Palace Residences 2: Alef Group's Apartment Project in Sharjah
Alef Group is developing Palace Residences 2 in Sharjah, a residential project with one, two, and three-bedroom apartments. Construction began in July 2026, with handover targeted for January 2029.
Sharjah: Connected to Dubai, Distinct from It
Sharjah shares a continuous urban boundary with Dubai, linked by Emirates Road and Sheikh Mohammed Bin Zayed Road. The commute from Sharjah to Business Bay or Downtown Dubai runs approximately 30 to 45 minutes outside rush hour. That road access places Dubai's employment base within workday-commute range for Sharjah residents.
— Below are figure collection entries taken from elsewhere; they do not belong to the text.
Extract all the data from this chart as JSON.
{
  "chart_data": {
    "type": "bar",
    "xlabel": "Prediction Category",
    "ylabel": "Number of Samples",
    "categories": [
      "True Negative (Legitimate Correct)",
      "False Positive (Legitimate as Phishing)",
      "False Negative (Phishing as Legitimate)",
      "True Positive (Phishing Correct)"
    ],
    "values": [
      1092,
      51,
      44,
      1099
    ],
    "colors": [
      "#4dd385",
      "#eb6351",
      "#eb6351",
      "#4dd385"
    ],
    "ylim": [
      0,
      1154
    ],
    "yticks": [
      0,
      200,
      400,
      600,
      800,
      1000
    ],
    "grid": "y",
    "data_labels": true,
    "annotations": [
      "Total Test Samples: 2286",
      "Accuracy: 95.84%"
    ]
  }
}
The two cities form a single continuous urban zone along the main road corridors, which means buyers at Palace Residences 2 are positioned in a market that directly adjoins the largest commercial centre in the UAE.
For investors, Sharjah's proximity to Dubai creates a rental argument based on cross-border commuter demand. The commute window of under an hour makes it realistic for a professional working in Dubai to live in Sharjah and commute daily. For end-users, the location provides Dubai access from a Sharjah address.
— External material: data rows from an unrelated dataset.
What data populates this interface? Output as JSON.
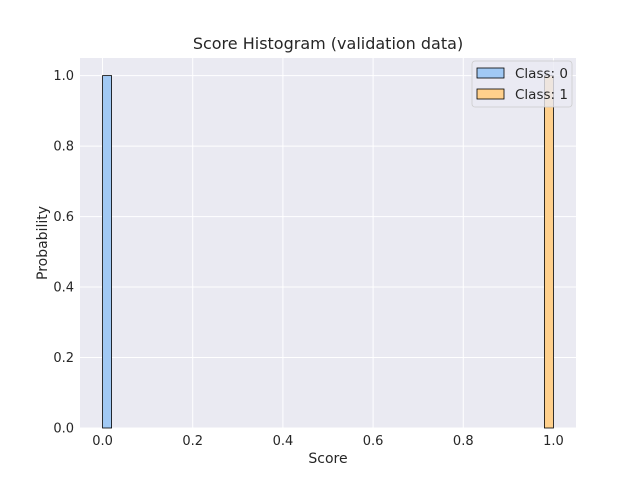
{
  "chart_data": {
    "type": "bar",
    "title": "Score Histogram (validation data)",
    "xlabel": "Score",
    "ylabel": "Probability",
    "xlim": [
      -0.05,
      1.05
    ],
    "ylim": [
      0,
      1.05
    ],
    "xticks": [
      "0.0",
      "0.2",
      "0.4",
      "0.6",
      "0.8",
      "1.0"
    ],
    "yticks": [
      "0.0",
      "0.2",
      "0.4",
      "0.6",
      "0.8",
      "1.0"
    ],
    "grid": true,
    "legend_position": "top-right",
    "series": [
      {
        "name": "Class: 0",
        "color": "#a1c9f4",
        "bins": [
          {
            "x0": 0.0,
            "x1": 0.02,
            "value": 1.0
          }
        ]
      },
      {
        "name": "Class: 1",
        "color": "#ffd08c",
        "bins": [
          {
            "x0": 0.98,
            "x1": 1.0,
            "value": 1.0
          }
        ]
      }
    ],
    "colors": {
      "plot_background": "#eaeaf2",
      "grid": "#ffffff",
      "bar_edge": "#000000"
    }
  }
}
AED 1.7 Million: The Entry Price
AED 1,700,000 is the starting price for apartments at Palace Residences 2. The one-bedroom at 868 sq ft is the reference unit at this price, working out to approximately AED 1,958 per sq ft. The project spans one, two, and three-bedroom configurations, covering the range from compact units through to full family-sized apartments.
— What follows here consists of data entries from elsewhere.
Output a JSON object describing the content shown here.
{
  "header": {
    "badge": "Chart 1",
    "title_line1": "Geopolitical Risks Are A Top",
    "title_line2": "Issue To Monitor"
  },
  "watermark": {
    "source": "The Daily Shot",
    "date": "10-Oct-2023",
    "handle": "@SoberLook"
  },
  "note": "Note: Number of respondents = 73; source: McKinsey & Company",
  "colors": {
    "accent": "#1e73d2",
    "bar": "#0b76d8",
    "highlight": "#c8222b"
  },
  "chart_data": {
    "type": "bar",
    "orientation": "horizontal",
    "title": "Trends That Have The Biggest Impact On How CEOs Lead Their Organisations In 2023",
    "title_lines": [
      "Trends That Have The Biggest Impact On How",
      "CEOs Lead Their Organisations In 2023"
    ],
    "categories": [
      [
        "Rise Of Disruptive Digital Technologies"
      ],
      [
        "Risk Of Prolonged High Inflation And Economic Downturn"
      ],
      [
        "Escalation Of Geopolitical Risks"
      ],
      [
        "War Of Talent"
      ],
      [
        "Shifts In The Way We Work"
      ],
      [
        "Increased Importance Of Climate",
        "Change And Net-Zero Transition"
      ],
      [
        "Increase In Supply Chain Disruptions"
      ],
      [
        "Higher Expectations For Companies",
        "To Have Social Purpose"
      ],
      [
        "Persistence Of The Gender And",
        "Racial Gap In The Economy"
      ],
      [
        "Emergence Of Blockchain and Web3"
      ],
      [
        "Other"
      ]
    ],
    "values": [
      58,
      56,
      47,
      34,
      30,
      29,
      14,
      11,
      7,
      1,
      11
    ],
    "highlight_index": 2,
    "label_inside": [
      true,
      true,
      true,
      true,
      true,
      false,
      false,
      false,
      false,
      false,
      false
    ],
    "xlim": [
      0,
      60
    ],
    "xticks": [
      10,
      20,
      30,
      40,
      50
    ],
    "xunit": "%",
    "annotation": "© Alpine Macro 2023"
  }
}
One, Two, and Three Bedrooms
The one-bedroom at 868 sq ft suits a single professional or couple looking for a well-connected primary residence. The two-bedroom extends the options for buyers who want a second room for a guest, a home office, or a second occupant. The three-bedroom serves families that need full living space across multiple rooms. The three-format range means the project has appeal for different buyer and investor profiles. An investor buying a one-bedroom targets a different tenant than one buying a three-bedroom; both tenant types have reason to be in Sharjah given the Dubai commute corridor.
Amenities
| Category | Amenities |
|---|---|
| Fitness & Wellness | Indoor Swimming Pool, Gymnasium |
| Outdoor & Leisure | Landscaped Gardens, Children's Play Area |
| Dining | Restaurants |
| Security | CCTV Security |
The indoor swimming pool is the standout in this amenity list. Together with the gymnasium and landscaped gardens, it signals a project positioned for residents who expect on-site leisure access. The children's play area and on-site restaurant point clearly toward family occupancy as the primary resident profile. The indoor-outdoor mix across the six facilities, from pool to gardens, gives residents options through different seasons. The amenity set as a whole reflects a project where daily-use facilities have been a deliberate part of the offer.
January 2029: Off-Plan with a Clear End Date
Construction started in July 2026. Handover is targeted for January 2029, about two and a half years from now. Buyers entering at this stage are at the start of the build cycle. The 10% down payment secures the unit, and the 30% during-construction tranche is spread across the build period. By handover, 40% of the purchase price will have been paid in stages, with the 60% final settlement due on keys.
Getting In for 10%
| Milestone | Payment |
|---|---|
| Down payment | 10% |
| During construction | 30% |
| Handover | 60% |
10% is all that is needed to secure a unit at launch. The structure then asks for 30% in instalments across the construction period, followed by 60% due at handover. There is no post-handover payment option. The full purchase price is settled when keys are handed over. For cash buyers, this is a clean three-stage structure. For mortgage buyers, the 60% at handover is the critical point at which financing must be in place and ready to disburse.